Ingredients
Serves two:
- 2 green and 2 red peppers with flat bottoms
- olive oil
- 4 tbsp. chopped onion
- 100 g coarsely chopped walnuts
- 2 ripe tomatoes
- parsley
- sage leaves
- black pepper, salt
- 1 tin/jar white beans, drained weight approx. 250 g
- mint leaves
- dill greens
- paprika powder
- 4 tbsp. sauerkraut
Garnish:
- sprigs of:
- parsley, sage,
- mint and dill
My version of an Eastern Orthodox fasting dish, which is popular in Lovech on the Ossum River. Devout believers are allowed to eat these Pulneny Piperky in the first half of the week before Easter. After that, they fast completely in the last three days before Easter.
How did the pepper become such a popular ingredient in the Balkans? Because of the Turkish rule. It was not for nothing that the pepper was called Heidenpfeffer in the Habsburg period. Turks were gourmets. The first snobbish Haute Cuisine of Europe can be found with the Romans, the second originated at the court of the Ottoman rulers in Istanbul with the well-known result of an enormous interest in new snacks. In Turkey, people were therefore very early in incorporating American crops. The Ottoman Empire bordered the Iberian Peninsula at the time that Columbus discovered America and so the fruits from that distant land were imported early on via the ports of Spain. And with high-ranking people spread throughout the empire.
- Preheat the oven to 200˚.
- Cut off the stem of both peppers, remove the seeds and seed ribs and then cook for 5 minutes in plenty of boiling water. Score the tomatoes at the base of the fruit and cook for 1 minute. Rinse everything under cold water. Drain the peppers upside down. Peel the tomatoes, cut the flesh into pieces.
- Fry the chopped onion in some oil until translucent, mix with the walnuts, the tomato pieces, the coarsely chopped parsley and sage, the pepper and the salt. Fill the red peppers with this.
- Mix the drained white beans (collect the liquid!) with coarsely chopped mint and dill, some paprika powder and 2 tablespoons of sauerkraut. Fill the green pepper with this. Put a bunch of sauerkraut on top.
- Place the peppers upright in an oven dish. Drizzle generously with olive oil, pour the liquid from the beans around the peppers. Bake in the preheated oven on the middle shelf for 15-20 minutes.

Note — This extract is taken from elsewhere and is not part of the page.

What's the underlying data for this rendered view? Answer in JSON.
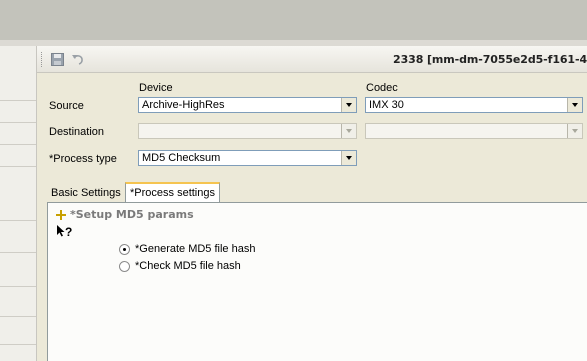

Menu suggestion for after Lent:
- First course: Feta in baking paper (Pecheno sirene v hartiya). Halve 150 g feta cheese; butter two large pieces of baking paper on one side. Top each with 1 tablespoon of finely chopped spring onions, a good amount of mild paprika powder and a knob of butter. Wrap well. Place in a buttered oven dish, add a scoop of water and bake in an oven at 200˚ C for about fifteen minutes. Unwrap on the plate.
- Dessert: Yoghurt ice cream (Sladoled ot kiselo mljako): Puree 100 g raspberries (or strawberries) and press through a very fine sieve. Cool. Mix very well with 100 ml Greek yoghurt and 75 g fine table sugar using a (stick) blender and place in an ice tray in the freezer for an hour or two until the mass is just not hard. Scoop into coupes with an ice cream scoop and let ripen at room temperature. Garnish with a few of the fruits used.